Concern over HIV cases among Australia’s international students

Resurgence of virus among vulnerable overseas students prompts calls for better awareness campaigns and pharmaceutical subsidies

January 9, 2024
People look at a gaint condom over a heritage-listed obelisk at Hyde Park in Sydney to illustrate Concern over HIV cases among Australia’s international students
Source: Getty Images
Awareness-raising: a giant pink condom adorns an obelisk in Hyde Park, Sydney, in 2014, part of a campaign on HIV

A rising HIV caseload among Australia’s overseas students is undermining efforts to eliminate the disease while turning the international education dreams of hundreds of young foreigners into nightmares.

Health practitioners say universities need to boost awareness of HIV and other sexually transmitted infections as part of their duty of care to vulnerable students. They say subsidies for pre-exposure prophylaxis (PrEP), medications that reduce the chances of contracting HIV by up to 99 per cent, should also be extended to international students.

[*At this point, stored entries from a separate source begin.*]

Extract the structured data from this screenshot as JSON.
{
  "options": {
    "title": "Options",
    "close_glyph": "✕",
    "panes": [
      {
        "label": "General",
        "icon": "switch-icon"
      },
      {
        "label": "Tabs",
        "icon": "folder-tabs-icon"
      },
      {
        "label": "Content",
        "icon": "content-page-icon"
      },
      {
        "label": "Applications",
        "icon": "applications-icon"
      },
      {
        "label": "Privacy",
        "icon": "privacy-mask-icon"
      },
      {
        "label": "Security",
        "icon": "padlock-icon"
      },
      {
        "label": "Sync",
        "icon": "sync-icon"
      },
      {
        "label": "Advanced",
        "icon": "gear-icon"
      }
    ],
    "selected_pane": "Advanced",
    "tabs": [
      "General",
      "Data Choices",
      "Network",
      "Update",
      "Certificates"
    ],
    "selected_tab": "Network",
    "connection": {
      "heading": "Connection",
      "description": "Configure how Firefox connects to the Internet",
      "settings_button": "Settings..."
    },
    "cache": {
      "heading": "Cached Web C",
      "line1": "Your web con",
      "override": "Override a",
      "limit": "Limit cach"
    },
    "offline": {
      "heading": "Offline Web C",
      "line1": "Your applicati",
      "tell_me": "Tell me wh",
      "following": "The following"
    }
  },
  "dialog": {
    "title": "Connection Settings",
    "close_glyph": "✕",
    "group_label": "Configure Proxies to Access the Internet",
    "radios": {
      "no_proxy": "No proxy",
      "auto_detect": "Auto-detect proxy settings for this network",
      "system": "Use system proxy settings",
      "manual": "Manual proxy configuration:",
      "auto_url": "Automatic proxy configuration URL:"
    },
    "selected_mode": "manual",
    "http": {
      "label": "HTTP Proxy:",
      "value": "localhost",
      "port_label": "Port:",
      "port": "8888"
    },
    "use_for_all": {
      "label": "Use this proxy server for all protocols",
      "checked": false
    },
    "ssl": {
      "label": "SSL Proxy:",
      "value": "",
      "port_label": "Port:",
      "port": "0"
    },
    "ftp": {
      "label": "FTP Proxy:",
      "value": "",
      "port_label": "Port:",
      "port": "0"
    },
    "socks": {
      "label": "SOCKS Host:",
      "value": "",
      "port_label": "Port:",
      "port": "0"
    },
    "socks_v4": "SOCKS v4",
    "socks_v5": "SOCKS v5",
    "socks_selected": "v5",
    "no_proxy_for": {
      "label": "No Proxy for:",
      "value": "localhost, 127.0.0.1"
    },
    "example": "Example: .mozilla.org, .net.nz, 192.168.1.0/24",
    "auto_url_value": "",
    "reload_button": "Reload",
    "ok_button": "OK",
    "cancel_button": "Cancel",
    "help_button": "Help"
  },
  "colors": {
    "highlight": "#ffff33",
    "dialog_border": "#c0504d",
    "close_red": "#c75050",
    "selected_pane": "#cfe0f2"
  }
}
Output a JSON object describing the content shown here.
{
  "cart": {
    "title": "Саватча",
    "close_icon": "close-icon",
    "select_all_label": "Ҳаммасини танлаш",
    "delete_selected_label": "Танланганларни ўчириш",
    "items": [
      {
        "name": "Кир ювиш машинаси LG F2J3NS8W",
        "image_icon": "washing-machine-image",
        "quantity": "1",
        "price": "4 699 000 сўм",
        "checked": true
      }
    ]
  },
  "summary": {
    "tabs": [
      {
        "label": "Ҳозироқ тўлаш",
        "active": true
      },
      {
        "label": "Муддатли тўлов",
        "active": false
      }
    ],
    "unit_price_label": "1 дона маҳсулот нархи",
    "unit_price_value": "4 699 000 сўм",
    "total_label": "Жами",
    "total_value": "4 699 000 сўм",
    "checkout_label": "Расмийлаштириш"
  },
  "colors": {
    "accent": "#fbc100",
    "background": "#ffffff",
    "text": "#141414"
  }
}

Australians can access PrEP for about A$30 (£16) a month through the Pharmaceutical Benefits Scheme, but foreigners pay up to five times as much if they import the pills – and around 30 times as much for over-the-counter supplies. Research suggests that international students’ concerns about the cost of PrEP, coupled with lack of awareness, are contributing to an uptick in infections.

Andrew Grulich, head of HIV epidemiology at the Kirby Institute at UNSW Sydney, said students featured prominently in a “remaining epidemic” of HIV concentrated in foreign-born gay and bisexual men. While infections among their Australian counterparts had fallen by about 70 per cent since 2014, he said, the international cohort had seen no such decline.

Professor Grulich told an Australian Science Media Centre briefing that uptake of the preventative drugs was high among inner-city Australian gays but low in other communities. “Very large numbers of foreign students in Australia, some of whom are men who have sex with men, cannot get access to subsidised PrEP,” he said.

The problem was exacerbated by stigma against homosexuality in students’ home countries, he added. “If people feel stigmatised, then they’re simply not going to seek out testing until they become very ill,” Professor Grulich said.

Australian HIV statistics generally do not distinguish international students from other migrants and visitors. Kirby Institute data show that the overseas-born proportion of the national HIV caseload has risen from less than 40 per cent a decade ago to around 50 per cent now.

In New South Wales, a magnet for international students, state health department figures show that overseas-born people dominate cases. About two-thirds of new HIV diagnoses involve people from overseas, mostly East and South-east Asia. Many have been in the country for four years or less, and they tend to be diagnosed late. Infections among overseas-born people dipped during the coronavirus pandemic but are now rising again.

Research released before the pandemic found that 61 per cent of the gay and bisexual Asian men diagnosed in Sydney and Melbourne between 2014 and 2017 had been overseas students. Testing and preventative interventions for international students should be prioritised, the authors concluded.

Belinda Meggitt, team lead for UNSW Sydney’s health promotions unit, said international students’ sexual health was an overlooked area in higher education despite potentially “profound” ramifications. HIV and unplanned pregnancies were both more prevalent among international students than among their Australian peers, she said.

“As universities, we have an opportunity to impact the lives of students in and out of class and to help them cultivate skills as global citizens. We also have a responsibility to keep them safe,” she said.

“In more permissive cultures like Australia, sexual initiation is occurring at younger ages. International students are no longer under the protective gaze of their parents, so it’s no surprise that many find themselves in tricky situations.”

Many international students arrive in Australia with limited sexual health education, often from countries where medical care is provided mainly in pharmacies or hospitals. They struggle with confusing regulations around health services for foreigners – especially those who change their visa statuses after arriving in Australia.

Ms Meggitt said cultural and legal factors amplified their bewilderment. Students from countries that outlawed homosexuality or compelled premarital abstinence were particularly disadvantaged. “They really don’t have the same tools to keep themselves healthy when they’re negotiating sexual encounters,” she said.

She added that universities needed to emphasise that sexual health tests were readily available, fully covered by their health insurance, and “part of being an adult in Australia. Just like you have checks for other health issues, you do sexual health tests.”

Focusing such messages around “identifiers” such as gay, queer or bisexual might suit locals but not international students, Ms Meggitt stressed. “It just doesn’t appeal to people who might not see themselves as belonging to any of those groups.”

Timing was also critical, she said. “When students first arrive, they’re not thinking so much about health or sex. Their focus is settling in, navigating their way around university and so on. The information needs to be available when they’re receptive to it. We tend to learn it when we need it.”